5. Pour dire que M. [B] [X] n’était pas admis à faire la preuve qu’il a par filiation la nationalité française, l’arrêt retient que la condition de résidence relative aux ascendants visée à l’article 30-3 du code civil doit être appréciée uniquement dans la personne du père de l’intéressé, [P] [X], né en 1961 en Algérie et qu’il n’est versé aucun élément susceptible d’établir que celui-ci aurait résidé en France antérieurement au 4 juillet 2012, soit au cours de la période de cinquante ans visée par l’article 30-3 du code civil.

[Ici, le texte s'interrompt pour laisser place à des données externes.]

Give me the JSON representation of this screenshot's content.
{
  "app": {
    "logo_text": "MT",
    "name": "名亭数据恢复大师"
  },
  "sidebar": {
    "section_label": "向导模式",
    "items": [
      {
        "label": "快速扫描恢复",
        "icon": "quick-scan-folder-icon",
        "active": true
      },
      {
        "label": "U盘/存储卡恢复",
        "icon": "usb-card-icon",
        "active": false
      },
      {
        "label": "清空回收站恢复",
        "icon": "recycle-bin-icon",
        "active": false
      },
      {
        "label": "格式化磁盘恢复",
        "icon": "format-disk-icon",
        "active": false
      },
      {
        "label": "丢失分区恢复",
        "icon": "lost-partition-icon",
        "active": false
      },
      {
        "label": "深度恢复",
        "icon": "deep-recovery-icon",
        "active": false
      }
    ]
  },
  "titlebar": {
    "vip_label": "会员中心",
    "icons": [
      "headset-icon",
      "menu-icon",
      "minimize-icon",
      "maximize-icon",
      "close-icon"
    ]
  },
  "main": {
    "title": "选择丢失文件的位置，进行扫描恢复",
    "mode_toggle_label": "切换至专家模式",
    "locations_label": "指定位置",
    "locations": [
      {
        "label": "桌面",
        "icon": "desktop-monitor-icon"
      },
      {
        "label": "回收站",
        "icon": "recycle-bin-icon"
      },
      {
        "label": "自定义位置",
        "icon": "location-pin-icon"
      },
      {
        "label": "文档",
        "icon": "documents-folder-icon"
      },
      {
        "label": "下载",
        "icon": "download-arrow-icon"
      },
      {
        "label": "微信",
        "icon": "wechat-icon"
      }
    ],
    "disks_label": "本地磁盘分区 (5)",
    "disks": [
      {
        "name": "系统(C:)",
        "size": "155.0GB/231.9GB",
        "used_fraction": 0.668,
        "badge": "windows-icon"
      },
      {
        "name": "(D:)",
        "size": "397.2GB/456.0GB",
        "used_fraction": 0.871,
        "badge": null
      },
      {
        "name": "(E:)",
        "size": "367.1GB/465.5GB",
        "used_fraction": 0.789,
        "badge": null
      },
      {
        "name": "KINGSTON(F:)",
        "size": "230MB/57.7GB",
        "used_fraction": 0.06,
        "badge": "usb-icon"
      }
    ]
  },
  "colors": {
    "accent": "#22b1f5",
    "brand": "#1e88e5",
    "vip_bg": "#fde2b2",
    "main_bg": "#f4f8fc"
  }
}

6. En statuant ainsi, alors que l’intéressé faisait valoir que sa grand-mère paternelle, [E] [Z], née le 10 février 1940 à [Localité 2] (Algérie) avait résidé en France dès l’année 2005, soit antérieurement au 4 juillet 2012, la cour d’appel, qui n’a pas tiré les conséquences légales de ses constatations, a violé le texte susvisé.
PAR CES MOTIFS, la Cour :
CASSE ET ANNULE, sauf en ce qu’il a constaté que le récépissé prévu par l’article 1043 du code de procédure civile a été délivré, l’arrêt rendu le 7 décembre 2021, entre les parties, par la cour d’appel de Paris ;
Remet, sauf sur ce point, l’affaire et les parties dans l’état où elles se trouvaient avant cet arrêt et les renvoie devant la cour d’appel de Paris autrement composée ;
Laisse les dépens à la charge du Trésor public ;
En application de l’article 700 du code de procédure civile, rejette la demande ;
Dit que sur les diligences du procureur général près la Cour de cassation, le présent arrêt sera transmis pour être transcrit en marge ou à la suite de l’arrêt partiellement cassé ;
Ainsi fait et jugé par la Cour de cassation, première chambre civile, et prononcé publiquement le dix-sept décembre deux mille vingt-cinq par mise à disposition de l’arrêt au greffe de la Cour, les parties ayant été préalablement avisées dans les conditions prévues au deuxième alinéa de l’article 450 du code de procédure civile.